Overhead for getSystemCounterState

Gaurav_B_Intel · ‎08-07-2017

Hi,

I have recently started using PCM and absolutely love the kind of information it provides. I am using the C++ APIs to instrument my code.

Particularly interested in measuring memory related issues such as total memory BW achieved, and Cache misses etc.

I use the getSytemCounterState API to get before and after states, and then use the API to get the total bytes read and written to MCs.

I am, however, seeing quite a large overhead for getSystemCounterState function call.

I see:

Around 1 ms on a 10 core Broadwell desktop

Around 6 ms on a 20 core Skylake Xeon

Around 64 ms on 68 cores KNL!

Is this expected? This is really modifying the numbers I am seeing. Is there any way to avoid this overhead?

Thanks,

Gaurav.

Richard_Nutman · ‎08-09-2017

getSystemCounterState returns the counters for the entire system, that means all sockets, and all logical cores within those sockets. Therefor the more cores you have the longer this function will take.

The question is do you need to check the entire system counters, or can you rework to just query on specific core's which would be alot quicker ?

Gaurav_B_Intel · ‎08-09-2017

Thanks for your response.

I need to query metrics such as BytesReadFromMCs, LLCMisses, etc. These are not Core metrics.

Can I still get this information by querying a specific core?

Richard_Nutman · ‎08-09-2017

Try and see if you can use getUncoreCounterStates.

It retrieves uncore information for system and sockets, but no core information.

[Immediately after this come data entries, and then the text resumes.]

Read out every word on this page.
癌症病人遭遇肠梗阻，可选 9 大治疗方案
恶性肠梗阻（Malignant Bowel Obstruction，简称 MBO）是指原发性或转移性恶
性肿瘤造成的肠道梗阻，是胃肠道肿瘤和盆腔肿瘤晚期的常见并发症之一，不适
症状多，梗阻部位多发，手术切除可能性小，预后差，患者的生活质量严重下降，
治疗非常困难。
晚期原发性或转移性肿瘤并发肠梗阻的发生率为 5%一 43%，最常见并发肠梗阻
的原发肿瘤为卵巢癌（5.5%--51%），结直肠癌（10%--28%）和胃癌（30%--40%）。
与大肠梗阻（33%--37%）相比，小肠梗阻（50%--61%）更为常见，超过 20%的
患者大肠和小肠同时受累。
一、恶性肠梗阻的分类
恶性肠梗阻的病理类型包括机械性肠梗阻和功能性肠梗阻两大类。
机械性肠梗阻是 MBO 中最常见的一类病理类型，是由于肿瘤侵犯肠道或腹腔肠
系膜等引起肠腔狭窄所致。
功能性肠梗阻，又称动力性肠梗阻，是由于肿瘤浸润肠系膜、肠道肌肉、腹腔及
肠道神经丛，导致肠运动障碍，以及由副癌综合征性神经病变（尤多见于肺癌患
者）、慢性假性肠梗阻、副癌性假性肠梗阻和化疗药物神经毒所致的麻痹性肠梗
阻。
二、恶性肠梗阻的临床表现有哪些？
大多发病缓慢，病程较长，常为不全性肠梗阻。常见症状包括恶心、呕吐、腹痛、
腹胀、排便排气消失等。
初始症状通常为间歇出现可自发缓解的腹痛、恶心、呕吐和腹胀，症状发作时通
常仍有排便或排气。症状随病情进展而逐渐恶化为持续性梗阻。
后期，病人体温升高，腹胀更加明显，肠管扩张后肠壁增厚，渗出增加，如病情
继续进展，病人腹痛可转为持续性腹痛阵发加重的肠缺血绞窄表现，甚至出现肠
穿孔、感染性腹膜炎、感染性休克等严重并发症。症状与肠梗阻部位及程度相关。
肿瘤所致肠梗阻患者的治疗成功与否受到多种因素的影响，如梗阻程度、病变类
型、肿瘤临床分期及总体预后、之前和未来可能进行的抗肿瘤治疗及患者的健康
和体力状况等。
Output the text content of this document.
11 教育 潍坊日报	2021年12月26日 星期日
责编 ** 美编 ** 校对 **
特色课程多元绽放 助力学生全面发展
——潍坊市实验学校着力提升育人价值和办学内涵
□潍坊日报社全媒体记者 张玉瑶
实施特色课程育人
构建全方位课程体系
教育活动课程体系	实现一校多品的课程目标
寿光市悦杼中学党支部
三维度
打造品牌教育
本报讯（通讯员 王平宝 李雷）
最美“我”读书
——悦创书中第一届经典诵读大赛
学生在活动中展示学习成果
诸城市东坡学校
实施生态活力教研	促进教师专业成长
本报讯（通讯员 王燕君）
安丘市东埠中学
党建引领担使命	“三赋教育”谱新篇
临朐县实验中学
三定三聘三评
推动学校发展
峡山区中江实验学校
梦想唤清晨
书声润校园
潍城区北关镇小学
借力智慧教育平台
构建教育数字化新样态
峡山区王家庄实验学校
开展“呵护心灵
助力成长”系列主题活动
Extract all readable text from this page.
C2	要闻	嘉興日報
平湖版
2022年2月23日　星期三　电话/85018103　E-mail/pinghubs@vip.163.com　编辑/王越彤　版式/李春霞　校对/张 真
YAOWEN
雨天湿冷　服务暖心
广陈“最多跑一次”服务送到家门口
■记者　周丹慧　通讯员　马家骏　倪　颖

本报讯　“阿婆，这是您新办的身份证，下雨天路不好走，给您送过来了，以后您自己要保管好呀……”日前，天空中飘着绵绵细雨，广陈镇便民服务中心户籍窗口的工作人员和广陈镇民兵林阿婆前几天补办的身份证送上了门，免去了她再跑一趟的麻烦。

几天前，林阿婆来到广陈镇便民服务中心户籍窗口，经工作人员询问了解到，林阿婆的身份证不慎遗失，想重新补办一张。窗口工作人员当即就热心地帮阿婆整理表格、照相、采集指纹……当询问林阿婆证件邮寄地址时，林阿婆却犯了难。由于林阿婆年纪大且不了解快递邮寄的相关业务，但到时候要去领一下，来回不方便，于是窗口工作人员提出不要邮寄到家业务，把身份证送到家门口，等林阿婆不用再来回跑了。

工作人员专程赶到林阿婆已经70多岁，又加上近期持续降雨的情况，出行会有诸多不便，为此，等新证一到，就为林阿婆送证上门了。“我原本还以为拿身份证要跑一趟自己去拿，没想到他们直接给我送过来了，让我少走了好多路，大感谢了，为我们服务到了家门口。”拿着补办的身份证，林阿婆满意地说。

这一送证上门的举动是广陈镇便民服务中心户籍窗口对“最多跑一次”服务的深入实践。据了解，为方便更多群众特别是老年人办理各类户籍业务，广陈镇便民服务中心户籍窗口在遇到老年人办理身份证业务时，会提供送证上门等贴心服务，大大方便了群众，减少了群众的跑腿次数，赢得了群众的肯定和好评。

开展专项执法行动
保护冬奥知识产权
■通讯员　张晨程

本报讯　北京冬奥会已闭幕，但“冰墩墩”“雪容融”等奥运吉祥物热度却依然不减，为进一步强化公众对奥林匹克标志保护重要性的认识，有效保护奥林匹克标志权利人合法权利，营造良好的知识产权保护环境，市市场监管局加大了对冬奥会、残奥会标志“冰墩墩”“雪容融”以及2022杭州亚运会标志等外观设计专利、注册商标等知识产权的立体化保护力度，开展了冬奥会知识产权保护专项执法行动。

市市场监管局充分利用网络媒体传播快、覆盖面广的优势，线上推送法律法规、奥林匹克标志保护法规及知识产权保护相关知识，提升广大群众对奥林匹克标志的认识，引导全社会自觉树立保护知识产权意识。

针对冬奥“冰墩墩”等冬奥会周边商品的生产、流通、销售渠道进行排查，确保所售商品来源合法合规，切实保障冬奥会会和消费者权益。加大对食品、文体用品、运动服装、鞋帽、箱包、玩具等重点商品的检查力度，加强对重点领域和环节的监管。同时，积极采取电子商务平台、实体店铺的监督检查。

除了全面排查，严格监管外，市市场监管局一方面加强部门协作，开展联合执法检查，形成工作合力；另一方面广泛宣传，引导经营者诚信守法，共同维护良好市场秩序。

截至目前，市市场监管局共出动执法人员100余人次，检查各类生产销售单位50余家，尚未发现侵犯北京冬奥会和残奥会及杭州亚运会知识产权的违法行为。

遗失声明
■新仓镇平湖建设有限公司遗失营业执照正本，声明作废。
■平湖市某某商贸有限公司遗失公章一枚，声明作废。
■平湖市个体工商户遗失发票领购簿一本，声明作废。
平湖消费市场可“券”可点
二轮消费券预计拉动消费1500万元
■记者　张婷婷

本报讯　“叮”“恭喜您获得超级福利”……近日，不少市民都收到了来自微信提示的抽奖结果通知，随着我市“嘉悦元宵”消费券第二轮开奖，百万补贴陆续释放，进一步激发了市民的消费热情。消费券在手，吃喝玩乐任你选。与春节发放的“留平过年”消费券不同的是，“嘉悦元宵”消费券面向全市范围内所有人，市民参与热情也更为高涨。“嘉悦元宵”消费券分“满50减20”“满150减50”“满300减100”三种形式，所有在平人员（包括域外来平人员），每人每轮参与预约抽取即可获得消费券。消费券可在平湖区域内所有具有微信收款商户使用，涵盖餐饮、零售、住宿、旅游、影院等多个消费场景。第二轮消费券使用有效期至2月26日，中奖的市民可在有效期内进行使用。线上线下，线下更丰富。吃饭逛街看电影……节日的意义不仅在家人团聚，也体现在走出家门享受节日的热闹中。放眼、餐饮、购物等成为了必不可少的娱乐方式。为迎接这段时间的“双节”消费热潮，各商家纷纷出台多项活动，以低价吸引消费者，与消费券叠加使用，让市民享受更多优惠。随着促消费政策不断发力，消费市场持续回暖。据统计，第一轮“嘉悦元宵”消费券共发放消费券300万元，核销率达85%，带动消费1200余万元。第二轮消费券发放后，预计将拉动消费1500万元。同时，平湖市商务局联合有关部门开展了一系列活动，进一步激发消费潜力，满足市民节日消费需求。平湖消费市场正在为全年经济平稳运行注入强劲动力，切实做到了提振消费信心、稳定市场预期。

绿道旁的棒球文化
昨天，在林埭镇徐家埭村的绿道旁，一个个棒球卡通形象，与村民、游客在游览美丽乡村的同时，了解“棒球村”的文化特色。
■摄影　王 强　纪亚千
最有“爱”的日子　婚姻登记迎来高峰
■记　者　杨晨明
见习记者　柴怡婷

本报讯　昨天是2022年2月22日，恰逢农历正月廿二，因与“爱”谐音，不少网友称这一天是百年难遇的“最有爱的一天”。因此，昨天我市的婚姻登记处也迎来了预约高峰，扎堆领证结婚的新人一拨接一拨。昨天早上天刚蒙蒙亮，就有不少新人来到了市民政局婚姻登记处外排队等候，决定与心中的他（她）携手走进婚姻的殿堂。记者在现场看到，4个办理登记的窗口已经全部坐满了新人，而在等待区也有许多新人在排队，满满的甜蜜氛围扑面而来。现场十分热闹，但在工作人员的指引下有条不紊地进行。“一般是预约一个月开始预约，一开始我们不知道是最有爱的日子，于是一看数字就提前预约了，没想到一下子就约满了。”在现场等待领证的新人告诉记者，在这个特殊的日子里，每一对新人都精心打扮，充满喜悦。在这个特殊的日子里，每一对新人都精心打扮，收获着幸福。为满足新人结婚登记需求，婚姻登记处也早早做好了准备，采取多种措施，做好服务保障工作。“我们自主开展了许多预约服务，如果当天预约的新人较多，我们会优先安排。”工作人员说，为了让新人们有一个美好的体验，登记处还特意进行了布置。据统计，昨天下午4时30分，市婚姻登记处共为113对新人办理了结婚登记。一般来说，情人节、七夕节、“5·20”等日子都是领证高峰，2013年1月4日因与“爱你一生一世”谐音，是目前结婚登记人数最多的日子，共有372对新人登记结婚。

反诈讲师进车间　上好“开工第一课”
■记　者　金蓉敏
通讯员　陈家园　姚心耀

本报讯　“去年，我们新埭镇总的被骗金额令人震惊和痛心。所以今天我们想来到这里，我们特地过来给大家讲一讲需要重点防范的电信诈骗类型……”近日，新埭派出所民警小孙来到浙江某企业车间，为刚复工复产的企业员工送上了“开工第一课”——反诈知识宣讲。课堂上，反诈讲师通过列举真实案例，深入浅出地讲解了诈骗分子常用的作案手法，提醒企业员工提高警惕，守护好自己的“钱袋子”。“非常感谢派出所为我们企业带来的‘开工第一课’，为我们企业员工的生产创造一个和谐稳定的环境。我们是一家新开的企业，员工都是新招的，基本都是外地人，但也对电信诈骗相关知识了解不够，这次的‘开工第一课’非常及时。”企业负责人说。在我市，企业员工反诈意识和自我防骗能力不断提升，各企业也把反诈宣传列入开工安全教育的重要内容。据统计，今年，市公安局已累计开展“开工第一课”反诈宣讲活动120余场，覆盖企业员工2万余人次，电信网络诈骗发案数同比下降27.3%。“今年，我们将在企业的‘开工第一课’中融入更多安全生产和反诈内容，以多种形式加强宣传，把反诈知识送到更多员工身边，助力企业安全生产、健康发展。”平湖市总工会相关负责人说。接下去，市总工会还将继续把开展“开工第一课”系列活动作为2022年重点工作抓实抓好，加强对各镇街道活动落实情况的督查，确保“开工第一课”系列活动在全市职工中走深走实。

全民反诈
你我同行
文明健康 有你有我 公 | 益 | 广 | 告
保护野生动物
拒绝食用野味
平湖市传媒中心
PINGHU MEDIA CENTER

Roman_D_Intel · ‎08-14-2017

Unfortunately getSystemCounterState is not parallelized yet. It takes linear time to read all core counters. As suggested you can try using getUncoreCounterStates or getAllCounterStates. The latter parallelizes the most time consuming part for reading core counters. Make sure you use the latest PCM from github (https://github.com/opcm/pcm/).

Thanks,

Roman